You see, I am a child of technology. That is, technology shaped me. By the age of 13, I was surfing on the web and chatting with strangers. I found it easy to communicate on the Internet back in 1998, preferring that to whispering vocal words to people right next to me.

When new technology (as long as there was no cost), I would hop on it. I joined every social network I could.

Then the smart phone. You see, I had one of the early smart phones. A windows CE phone before the iPhone changed the landscape and how information was distributed. In the month that I had it…I was suddenly taken in by the ease of communicating…and the absorption that I found myself in the screen.

I hated what I had become in the mornings, turning over and reading my email right away.

I swore off smart phones quite immediately after that, claiming cost. I didn’t get a smart phone again (of my own that is) until 2010. And I found myself tapping, scrolling, swiping. As if I couldn’t get enough information. I wanted more. I always wanted more.

But now, I am at my brink. Even though I work in the industry (freelance, that is), I don’t want to be enslaved. I want to talk to people. I want people to see me in the eye. I want people to stop capturing the moment. I want people to stop trying to validate themselves. I blame the phone for this easy validation.

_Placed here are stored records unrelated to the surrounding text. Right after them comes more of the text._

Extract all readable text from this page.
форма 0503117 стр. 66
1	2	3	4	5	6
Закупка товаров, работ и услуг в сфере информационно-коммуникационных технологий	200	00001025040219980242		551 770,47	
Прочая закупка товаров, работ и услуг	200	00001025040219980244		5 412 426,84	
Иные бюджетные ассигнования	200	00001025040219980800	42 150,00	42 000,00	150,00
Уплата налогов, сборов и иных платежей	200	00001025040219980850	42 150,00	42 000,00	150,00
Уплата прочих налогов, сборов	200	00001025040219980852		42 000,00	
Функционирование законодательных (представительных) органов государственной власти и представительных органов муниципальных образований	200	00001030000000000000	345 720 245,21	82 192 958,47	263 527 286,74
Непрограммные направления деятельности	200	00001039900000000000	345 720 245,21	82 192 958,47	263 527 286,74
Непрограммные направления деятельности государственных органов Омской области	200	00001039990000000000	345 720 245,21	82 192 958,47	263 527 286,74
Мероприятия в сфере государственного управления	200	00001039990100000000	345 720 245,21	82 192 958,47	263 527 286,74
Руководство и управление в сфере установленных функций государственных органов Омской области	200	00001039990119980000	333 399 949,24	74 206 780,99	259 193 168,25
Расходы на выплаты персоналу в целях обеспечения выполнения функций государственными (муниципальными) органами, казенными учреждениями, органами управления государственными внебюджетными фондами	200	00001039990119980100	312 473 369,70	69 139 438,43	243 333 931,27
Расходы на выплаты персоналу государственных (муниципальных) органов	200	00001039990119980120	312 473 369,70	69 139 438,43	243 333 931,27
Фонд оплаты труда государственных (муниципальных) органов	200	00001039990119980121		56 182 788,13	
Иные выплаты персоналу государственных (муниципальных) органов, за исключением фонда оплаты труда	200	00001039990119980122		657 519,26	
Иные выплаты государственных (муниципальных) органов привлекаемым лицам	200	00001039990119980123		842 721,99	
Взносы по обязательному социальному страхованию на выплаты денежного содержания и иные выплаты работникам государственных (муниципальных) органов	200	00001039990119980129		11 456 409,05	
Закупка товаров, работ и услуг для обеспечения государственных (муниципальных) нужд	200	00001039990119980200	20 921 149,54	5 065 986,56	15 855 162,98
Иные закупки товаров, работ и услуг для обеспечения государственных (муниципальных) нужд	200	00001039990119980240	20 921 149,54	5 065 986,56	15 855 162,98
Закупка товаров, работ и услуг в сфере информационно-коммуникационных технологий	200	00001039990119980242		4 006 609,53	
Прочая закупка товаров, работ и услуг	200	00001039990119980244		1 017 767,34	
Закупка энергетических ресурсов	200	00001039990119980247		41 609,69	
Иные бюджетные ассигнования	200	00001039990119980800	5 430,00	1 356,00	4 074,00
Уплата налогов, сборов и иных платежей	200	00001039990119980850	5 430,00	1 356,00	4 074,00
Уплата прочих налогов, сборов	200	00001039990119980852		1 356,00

I want the phone to put aside. Because you know, this way, we have to face our own fears.

I wish that every place had a box like this.

1 thought on “I used to think smart phones were great

  1. I definitely relate. I scorn seeing everyone on their phones in public places, especially at nicer dinner places, and especially when it’s obvious it’s a couple on (what used to be called) a date. Yet I feel the same endorphin cravings for more hits of interesting tweets. Augh. It’s a nightmare. I think smartphones have killed the ability of most people to sit still and contemplate or metathink.